Die Handlung setzt einige Monate nach den im ersten Teil erzählten Geschehnissen ein. Jonathan Sarling soll zusammen mit dem etwas schmuddeligen Privatdetektiv Elias Carnegie, einem Werwolf, einen Mord aufklären. Das Besondere an dem Verbrechen – immerhin befinden wir uns in der Darkside – ist nicht die Tatsache, dass eine zerfetzte Leiche aufgefunden wurde, sondern, dass das Opfer und der Tathergang einem anderen Mord ähnelt. Vor zwölf Jahren, just als Jonathans Mutter in der Darkside spurlos verschwand, wurde einer der Erben des Rippers grausam hingeschlachtet. Nun, ein Dutzend Jahre später, scheint der Täter erneut zuzuschlagen – nicht nur die Rippers, auch Jonathan würde sich gerne mit dem Unbekannten unterhalten. So beginnt, begleitet von einem neugierigen Reporter, die Jagd nach dem mysteriösen Täter und dessen Motiven – eine Jagd, die so manche aufsehenerregende Erkenntnisse für Jonathan bereithält…

im zweiten der auf insgesamt fünf Bände ausgelegten Reihe um die Darkside verknüpft Tom Becker mit leichter Hand Elemente der Urban Fantasy mit Kriminal- und Detektivplots. Dabei versteht er es, seine Welt weiter Tiefe zu verleihen. Im Verlauf der Nachforschungen bekommen wir tieferen Einblick in die Machtstrukturen der Darkside, und lernen weitere, faszinierende Gestalten kennen.

Ich hatte erwartet, dass der Autor im zweiten Band das vergessene Viertel Londons mehr in den Mittelpunkt stellen würde. Überrascht sah ich dann aber, dass die Darkside weiterhin relativ diffus in ihrer Ausgestaltung bleibt. Ein paar wenige Orte, zumeist dunkle, zwielichtige Kaschemmen, werden beschrieben, das Buch aber wird eindeutig von den Gestalten dominiert. Allen voran ist es einmal mehr Jonathan, dem man als Leser auf seiner rasant aufgezogenen Jagd nach dem Täter gerne folgt. Dazu gesellen sich aber auch weitere interessante Figuren. Immer deutlicher wird, dass Jonathan, über seine verschwundene Mutter eine ganz persönliche Verbindung zu dem Täter hat. Die Beziehung zu seinem väterlichen gleichwohl meist launischen Freund Carnegie, aber auch neue Verbündete und Freunde, sorgen dafür, dass die Figur des Protagonisten weitere Ecken und Kanten bekommt, innerlich überzeugend reifen kann und den Leser so als idealer Erzähler anspricht.

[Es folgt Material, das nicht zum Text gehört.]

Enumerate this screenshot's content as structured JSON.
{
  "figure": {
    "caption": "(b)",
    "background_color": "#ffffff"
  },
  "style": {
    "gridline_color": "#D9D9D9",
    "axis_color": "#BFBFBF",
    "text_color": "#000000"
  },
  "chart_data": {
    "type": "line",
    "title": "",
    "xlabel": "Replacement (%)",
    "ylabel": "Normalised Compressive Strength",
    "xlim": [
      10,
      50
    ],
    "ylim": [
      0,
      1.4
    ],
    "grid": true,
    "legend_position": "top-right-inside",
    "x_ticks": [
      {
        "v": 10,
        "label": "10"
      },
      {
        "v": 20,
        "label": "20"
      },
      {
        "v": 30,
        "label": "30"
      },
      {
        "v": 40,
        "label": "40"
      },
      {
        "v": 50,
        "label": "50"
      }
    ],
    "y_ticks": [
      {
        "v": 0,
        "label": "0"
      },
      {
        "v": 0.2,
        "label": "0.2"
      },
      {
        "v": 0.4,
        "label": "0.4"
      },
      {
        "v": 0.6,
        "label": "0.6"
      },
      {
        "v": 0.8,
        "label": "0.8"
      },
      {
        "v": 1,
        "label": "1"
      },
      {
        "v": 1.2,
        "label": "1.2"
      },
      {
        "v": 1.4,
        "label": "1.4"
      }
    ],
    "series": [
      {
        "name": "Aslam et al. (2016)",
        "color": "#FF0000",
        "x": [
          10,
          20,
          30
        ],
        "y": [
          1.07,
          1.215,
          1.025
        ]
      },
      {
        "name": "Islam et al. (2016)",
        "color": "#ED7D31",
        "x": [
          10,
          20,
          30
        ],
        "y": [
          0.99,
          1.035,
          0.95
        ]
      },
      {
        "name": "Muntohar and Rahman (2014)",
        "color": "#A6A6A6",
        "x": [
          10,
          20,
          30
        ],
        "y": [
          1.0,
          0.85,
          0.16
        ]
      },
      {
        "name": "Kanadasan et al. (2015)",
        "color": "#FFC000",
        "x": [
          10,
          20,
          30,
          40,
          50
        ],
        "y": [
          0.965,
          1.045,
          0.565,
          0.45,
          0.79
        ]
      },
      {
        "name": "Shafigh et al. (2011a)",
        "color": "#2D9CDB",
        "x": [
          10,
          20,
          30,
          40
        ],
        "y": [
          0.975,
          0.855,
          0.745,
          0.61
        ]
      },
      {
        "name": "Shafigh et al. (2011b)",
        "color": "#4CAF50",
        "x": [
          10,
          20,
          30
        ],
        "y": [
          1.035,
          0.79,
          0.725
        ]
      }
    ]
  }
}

Natürlich geht es im Wesentlichen um das „who did it“, doch gelingt es Becker, diese Suche nach dem Täter in ein faszinierendes Geflecht aus atmosphärischer Dichte und interessanten Personen zu kleiden. Das ist nicht nur für jugendliche Leser interessant, enthält zudem für ein Jugendbuch erstaunlich plakative Gewaltdarstellungen, ohne hier die Grenzen zu überschreiten.